Brokered CD: acquistati tramite una società di intermediazione, possono presentare scadenze e rendimenti differenti rispetto ai prodotti offerti direttamente dalla banca, ma comportano rischi aggiuntivi e la protezione può dipendere dalla natura del prodotto.

Fattori pratici da valutare

Quando si confrontano le offerte, considerare oltre al tasso anche: la capitalizzazione degli interessi (giornaliera, mensile), la durata, le penali per prelievo anticipato, l’importo minimo richiesto e la solidità dell’istituto.

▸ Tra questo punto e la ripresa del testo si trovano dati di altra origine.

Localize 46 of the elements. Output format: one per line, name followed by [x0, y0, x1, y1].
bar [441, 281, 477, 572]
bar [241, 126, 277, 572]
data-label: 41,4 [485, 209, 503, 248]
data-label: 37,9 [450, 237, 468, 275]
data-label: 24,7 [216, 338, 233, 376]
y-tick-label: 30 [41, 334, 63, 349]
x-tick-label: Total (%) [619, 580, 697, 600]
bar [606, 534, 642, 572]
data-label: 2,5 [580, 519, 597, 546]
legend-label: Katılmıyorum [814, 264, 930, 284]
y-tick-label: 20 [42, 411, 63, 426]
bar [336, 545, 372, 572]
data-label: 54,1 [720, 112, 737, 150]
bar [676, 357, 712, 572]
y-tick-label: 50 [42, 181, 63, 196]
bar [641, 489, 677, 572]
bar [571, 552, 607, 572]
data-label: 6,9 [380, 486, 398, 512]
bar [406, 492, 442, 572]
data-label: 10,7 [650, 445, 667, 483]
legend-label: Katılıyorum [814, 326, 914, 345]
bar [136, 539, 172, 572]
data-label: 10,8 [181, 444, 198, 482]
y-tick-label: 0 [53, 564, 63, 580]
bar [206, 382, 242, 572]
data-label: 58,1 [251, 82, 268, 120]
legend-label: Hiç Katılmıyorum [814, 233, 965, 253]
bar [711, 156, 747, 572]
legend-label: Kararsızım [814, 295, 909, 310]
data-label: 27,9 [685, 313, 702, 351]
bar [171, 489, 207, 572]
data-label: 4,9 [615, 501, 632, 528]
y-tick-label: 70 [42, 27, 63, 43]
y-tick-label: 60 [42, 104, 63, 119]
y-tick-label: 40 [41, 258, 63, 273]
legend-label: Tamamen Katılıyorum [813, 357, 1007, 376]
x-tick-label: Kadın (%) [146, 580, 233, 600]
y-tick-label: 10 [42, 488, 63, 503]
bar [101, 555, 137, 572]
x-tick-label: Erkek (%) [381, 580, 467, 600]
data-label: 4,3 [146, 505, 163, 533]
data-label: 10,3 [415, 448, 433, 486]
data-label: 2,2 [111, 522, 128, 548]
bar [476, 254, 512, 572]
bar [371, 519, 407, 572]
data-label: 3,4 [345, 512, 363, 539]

È importante verificare la copertura assicurativa sul deposito: negli Stati Uniti la protezione è offerta dalla FDIC per le banche o dalla NCUA per molte credit union. Queste garanzie influiscono sul rischio associato al prodotto.

Alcuni brokered CD sono negoziabili sul mercato secondario: ciò può aumentare la flessibilità ma introdurre volatilità nei prezzi e potenziali perdite se si vende prima della scadenza.

Una strategia diffusa per gestire tempi e tassi è il CD laddering, che consiste nel suddividere il capitale in più CD con scadenze sfalsate per migliorare la liquidità e sfruttare eventuali rialzi dei tassi.

Consigli per confrontare le offerte

Controllare sempre il APY dichiarato, leggere il contratto per le condizioni di rimborso anticipato, valutare eventuali requisiti di appartenenza per le credit union e considerare la reputazione e la solidità dell’istituto erogante.

Infine, mantenere aggiornate le proprie informazioni e rivedere periodicamente le opportunità sul mercato può consentire di cogliere occasioni più favorevoli, soprattutto in fasi di variazione dei tassi da parte delle autorità monetarie.